The with keyword passes a single value into the snippet under a chosen alias, useful for rendering one product card or one media gallery. The for keyword iterates a collection and renders the snippet once per item, exposing each item under the alias along with a forloop object scoped to that loop. Use with for one-shot rendering, use for when the snippet itself is the loop body and you want Liquid to manage iteration.

Does render support all Liquid filters and tags inside the snippet?

Yes, with two caveats. The snippet has no access to the parent forloop object unless you pass it explicitly, and the snippet cannot use the include tag inside itself per Theme Check rules. All filters work as expected, including money, image_url, and asset_url. Section level objects like section.settings are not available unless passed in as named arguments, which is intentional and helps make snippets portable across sections.

How does Liquid evaluate and or operators inside a snippet?

Liquid evaluates conditions strictly right to left with no operator precedence between and and or.
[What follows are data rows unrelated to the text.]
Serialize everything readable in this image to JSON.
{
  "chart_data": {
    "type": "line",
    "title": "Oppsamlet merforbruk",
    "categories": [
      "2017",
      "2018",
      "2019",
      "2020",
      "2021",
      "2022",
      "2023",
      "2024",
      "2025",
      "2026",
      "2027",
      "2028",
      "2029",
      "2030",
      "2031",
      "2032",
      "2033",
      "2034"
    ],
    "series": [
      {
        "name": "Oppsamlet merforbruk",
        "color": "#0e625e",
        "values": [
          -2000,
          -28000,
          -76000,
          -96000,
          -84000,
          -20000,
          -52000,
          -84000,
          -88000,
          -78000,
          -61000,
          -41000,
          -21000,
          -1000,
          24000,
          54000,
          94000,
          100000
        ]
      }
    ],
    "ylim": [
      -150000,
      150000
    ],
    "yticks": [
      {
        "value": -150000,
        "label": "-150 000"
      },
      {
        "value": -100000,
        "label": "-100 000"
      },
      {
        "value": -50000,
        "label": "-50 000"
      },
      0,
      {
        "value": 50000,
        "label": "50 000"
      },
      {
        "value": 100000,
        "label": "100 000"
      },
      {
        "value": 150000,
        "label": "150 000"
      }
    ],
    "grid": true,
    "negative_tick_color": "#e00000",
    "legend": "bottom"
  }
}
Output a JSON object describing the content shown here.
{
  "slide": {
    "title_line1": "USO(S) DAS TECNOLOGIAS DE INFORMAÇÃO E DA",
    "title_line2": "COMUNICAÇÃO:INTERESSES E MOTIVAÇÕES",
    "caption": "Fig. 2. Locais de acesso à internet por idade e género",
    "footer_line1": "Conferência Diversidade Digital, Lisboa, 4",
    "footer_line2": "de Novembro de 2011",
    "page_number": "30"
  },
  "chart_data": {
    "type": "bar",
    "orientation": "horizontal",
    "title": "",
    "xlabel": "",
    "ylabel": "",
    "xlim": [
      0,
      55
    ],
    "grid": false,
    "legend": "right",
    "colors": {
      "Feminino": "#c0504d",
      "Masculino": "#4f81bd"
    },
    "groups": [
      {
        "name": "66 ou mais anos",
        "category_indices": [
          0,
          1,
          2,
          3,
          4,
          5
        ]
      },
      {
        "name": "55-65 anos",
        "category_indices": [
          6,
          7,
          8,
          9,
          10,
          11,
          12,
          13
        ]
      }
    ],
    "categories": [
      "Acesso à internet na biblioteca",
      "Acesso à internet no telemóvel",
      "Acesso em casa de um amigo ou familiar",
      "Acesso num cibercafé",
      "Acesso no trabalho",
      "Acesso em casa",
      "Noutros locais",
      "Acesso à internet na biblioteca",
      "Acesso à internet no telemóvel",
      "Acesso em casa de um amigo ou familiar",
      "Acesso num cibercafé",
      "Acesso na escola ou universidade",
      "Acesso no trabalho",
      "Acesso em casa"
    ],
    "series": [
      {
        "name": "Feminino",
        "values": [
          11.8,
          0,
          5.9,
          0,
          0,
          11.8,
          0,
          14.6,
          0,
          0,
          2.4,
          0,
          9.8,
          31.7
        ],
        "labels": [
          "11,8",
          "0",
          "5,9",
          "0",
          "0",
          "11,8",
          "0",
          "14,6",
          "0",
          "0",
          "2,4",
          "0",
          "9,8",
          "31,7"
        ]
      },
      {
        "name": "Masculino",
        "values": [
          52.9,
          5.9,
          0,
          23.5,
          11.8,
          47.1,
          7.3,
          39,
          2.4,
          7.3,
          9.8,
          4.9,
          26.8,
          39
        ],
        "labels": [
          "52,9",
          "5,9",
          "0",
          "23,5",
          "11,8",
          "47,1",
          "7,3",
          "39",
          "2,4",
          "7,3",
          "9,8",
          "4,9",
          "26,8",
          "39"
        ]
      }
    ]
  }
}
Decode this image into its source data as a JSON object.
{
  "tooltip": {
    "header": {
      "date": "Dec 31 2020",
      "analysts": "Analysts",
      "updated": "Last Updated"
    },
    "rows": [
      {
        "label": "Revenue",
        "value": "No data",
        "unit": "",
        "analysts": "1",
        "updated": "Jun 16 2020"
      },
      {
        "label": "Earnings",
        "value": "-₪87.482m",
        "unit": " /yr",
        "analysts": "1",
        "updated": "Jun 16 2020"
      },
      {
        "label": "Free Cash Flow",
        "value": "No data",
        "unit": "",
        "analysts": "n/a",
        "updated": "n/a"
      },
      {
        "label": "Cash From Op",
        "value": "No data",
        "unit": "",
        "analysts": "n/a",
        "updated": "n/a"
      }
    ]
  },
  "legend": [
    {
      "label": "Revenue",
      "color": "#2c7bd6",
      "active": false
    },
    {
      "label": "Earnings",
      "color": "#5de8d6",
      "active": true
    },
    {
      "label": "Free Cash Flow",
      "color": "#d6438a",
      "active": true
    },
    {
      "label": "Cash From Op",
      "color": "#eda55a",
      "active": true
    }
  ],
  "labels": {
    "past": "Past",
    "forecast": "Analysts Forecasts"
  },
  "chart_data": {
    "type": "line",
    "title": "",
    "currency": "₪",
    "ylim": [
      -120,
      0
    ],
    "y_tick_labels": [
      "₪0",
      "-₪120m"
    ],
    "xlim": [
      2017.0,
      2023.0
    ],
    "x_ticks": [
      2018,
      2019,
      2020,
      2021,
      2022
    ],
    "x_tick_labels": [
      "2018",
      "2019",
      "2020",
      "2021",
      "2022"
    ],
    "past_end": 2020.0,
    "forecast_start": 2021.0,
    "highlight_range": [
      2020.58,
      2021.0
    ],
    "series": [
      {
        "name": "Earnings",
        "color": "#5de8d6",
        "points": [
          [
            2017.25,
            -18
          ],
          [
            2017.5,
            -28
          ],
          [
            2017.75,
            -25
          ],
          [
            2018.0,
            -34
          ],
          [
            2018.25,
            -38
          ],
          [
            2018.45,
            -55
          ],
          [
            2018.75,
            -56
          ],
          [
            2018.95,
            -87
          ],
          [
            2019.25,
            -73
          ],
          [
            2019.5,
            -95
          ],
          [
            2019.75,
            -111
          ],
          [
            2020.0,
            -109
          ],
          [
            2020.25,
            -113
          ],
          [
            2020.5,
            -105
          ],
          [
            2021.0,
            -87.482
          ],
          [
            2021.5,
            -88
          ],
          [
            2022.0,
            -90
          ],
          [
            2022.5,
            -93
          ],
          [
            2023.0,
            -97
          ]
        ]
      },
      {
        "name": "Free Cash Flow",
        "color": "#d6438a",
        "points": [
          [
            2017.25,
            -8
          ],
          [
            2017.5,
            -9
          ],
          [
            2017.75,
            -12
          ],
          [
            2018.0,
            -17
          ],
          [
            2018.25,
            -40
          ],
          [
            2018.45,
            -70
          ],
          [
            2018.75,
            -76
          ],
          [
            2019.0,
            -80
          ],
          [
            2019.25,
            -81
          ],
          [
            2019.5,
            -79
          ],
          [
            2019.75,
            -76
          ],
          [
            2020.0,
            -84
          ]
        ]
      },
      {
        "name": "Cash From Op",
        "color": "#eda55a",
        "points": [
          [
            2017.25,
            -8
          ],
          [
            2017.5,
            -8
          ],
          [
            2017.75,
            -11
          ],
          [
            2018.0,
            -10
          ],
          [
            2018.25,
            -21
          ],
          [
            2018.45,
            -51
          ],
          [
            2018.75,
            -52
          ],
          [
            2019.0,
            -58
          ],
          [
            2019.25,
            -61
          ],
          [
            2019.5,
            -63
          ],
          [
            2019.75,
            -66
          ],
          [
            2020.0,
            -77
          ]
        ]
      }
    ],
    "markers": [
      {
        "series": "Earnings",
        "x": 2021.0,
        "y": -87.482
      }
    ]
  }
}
This contradicts most programming languages, where and binds tighter than or. The fix is to split compound conditions into nested if blocks or to assign intermediate booleans before the if statement. This rule applies inside rendered snippets exactly as it does in the parent template, so the isolated scope does not change evaluation order.

Should I use render inside a paginate loop or a long for loop?

Yes, render is the correct choice inside loops. Because render creates an isolated scope, the Liquid runtime can optimize repeated calls and your snippet stays pure. For collection pages with 50 product cards, a render based card is faster than an include based card and easier to debug. The only performance gotcha is calling expensive filters like image_url with custom widths inside the snippet rather than precomputing them.